Je me levai, il m’imita. En guise d’adieu, je me contentai d’un signe de la main puis me dirigeai vers la caisse ; je n’étais pas devenue sauvage au point de lui laisser payer la note de ce fiasco. Je lui jetai un dernier coup d’Ɠil et Ă©touffai un fou rire. C’est moi qui aurais dĂ» avoir une GoPro pour garder un souvenir de sa tĂȘte. Pauvre garçon


Le lendemain, je fus réveillée par mon téléphone. Qui osait interrompre ma sacro-sainte grasse matinée du dimanche matin ? Inutile de me poser cette question !

– Oui, FĂ©lix, grognai-je dans le combinĂ©.

– And the winner is ?

– Boucle-la.

Son gloussement m’agaça.

– Je t’attends oĂč tu sais dans une heure, articula-t-il avec difficultĂ© avant de raccrocher.

Je m’étirai comme un chat dans mon lit avant de consulter mon rĂ©veil : 12 h 45. Ç’aurait pu ĂȘtre pire.

Autant je n’avais aucun problĂšme Ă  me lever en semaine pour ouvrir Les Gens heureux lisent et boivent du cafĂ©, mon cafĂ© littĂ©raire, autant je tenais Ă  cette grande plage de sommeil du dimanche pour rĂ©cupĂ©rer, pour me vider la tĂȘte. Dormir restait mon refuge ; aprĂšs celui de mes grands chagrins, il Ă©tait celui de mes petits problĂšmes. Une fois debout, je constatai avec bonheur que la journĂ©e serait belle ; le printemps parisien Ă©tait au rendez-vous.

Lorsque je fus prĂȘte Ă  partir, je me retins d’emporter les clĂ©s des Gens ; c’était dimanche, et je m’étais promis de ne plus y passer le « jour du Seigneur ». Je pris tout mon temps pour rejoindre la rue des Archives. Je flĂąnai, m’offris un peu de lĂšche-vitrine en grillant ma premiĂšre cigarette de la journĂ©e, croisai des clients habituels des Gens que je saluai de la main. Ce charme paisible fut rompu par FĂ©lix lorsque j’arrivai Ă  notre terrasse dominicale.

– Tu foutais quoi ? J’ai failli me faire virer de notre table !

– Bonjour, mon FĂ©lix adorĂ©, lui rĂ©pondis-je en lui claquant une grosse bise sur la joue.

Il plissa les yeux.

– Tu es trop gentille, ça cache quelque chose.

– Pas du tout ! Raconte-moi ta soirĂ©e. Tu as fini Ă  quelle heure ?

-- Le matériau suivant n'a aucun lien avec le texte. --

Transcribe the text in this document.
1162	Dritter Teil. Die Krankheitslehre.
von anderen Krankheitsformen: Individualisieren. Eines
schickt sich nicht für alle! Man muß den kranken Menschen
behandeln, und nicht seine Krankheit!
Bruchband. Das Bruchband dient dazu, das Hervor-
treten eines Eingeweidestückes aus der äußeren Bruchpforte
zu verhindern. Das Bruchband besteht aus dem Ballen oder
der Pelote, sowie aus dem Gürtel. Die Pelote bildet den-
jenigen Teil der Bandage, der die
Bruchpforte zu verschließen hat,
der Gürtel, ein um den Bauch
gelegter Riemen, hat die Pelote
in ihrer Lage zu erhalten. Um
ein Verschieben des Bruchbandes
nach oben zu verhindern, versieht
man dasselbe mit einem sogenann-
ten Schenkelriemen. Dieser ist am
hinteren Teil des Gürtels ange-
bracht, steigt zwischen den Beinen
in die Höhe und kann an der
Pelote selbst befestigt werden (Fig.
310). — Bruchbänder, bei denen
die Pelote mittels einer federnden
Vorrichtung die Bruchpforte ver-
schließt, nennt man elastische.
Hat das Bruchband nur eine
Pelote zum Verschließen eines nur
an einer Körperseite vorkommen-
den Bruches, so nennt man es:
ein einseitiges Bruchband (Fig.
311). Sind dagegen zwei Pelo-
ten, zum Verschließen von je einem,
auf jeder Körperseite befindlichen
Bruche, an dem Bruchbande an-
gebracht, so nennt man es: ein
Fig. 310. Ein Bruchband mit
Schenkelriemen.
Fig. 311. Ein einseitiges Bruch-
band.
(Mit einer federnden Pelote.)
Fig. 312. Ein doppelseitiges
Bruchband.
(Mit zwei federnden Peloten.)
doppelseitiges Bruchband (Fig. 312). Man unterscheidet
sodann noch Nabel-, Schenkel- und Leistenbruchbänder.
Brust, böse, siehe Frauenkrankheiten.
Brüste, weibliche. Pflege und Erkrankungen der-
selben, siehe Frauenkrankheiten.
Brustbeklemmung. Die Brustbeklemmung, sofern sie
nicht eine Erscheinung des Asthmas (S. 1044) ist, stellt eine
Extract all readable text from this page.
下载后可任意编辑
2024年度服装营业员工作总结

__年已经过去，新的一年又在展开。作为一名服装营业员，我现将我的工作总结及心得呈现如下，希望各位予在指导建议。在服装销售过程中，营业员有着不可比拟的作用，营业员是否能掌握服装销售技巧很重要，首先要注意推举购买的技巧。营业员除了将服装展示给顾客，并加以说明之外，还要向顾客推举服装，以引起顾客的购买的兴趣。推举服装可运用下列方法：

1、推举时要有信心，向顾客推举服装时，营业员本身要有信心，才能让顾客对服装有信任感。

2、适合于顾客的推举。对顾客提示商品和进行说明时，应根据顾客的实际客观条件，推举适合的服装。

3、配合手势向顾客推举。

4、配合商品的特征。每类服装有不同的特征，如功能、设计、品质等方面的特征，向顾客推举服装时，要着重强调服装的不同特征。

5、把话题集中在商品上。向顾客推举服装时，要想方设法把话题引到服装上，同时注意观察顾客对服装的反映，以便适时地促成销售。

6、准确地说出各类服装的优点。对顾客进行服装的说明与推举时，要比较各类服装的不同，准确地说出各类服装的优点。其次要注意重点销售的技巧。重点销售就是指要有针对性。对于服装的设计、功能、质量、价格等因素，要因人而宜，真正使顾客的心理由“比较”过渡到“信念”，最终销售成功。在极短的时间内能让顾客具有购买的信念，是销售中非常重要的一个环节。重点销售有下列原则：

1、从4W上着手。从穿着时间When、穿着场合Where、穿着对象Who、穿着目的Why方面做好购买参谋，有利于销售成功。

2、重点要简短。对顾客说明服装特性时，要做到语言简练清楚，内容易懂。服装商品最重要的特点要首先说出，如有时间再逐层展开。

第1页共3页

– Quand je t’ai tĂ©lĂ©phonĂ©. J’ai faim, commandons !

Je le laissai adresser un signe au serveur pour lui rĂ©clamer notre brunch. C’était son nouveau dada. Pour se rassurer, il avait dĂ©crĂ©tĂ© qu’aprĂšs ses folles soirĂ©es du samedi, le brunch le conserverait davantage qu’un vieux bout de pizza rĂ©chauffĂ©. Depuis, il me voulait au garde-Ă -vous pour l’admirer dĂ©vorer ses Ɠufs brouillĂ©s, sa baguette, ses saucisses et boire son litre de jus d’orange censĂ© Ă©tancher sa soif post-after.

Comme d’habitude, je n’avais fait que picorer ses restes ; il me coupait l’appĂ©tit. Lunettes de soleil vissĂ©es sur le nez, nous fumions, avachis sur nos chaises.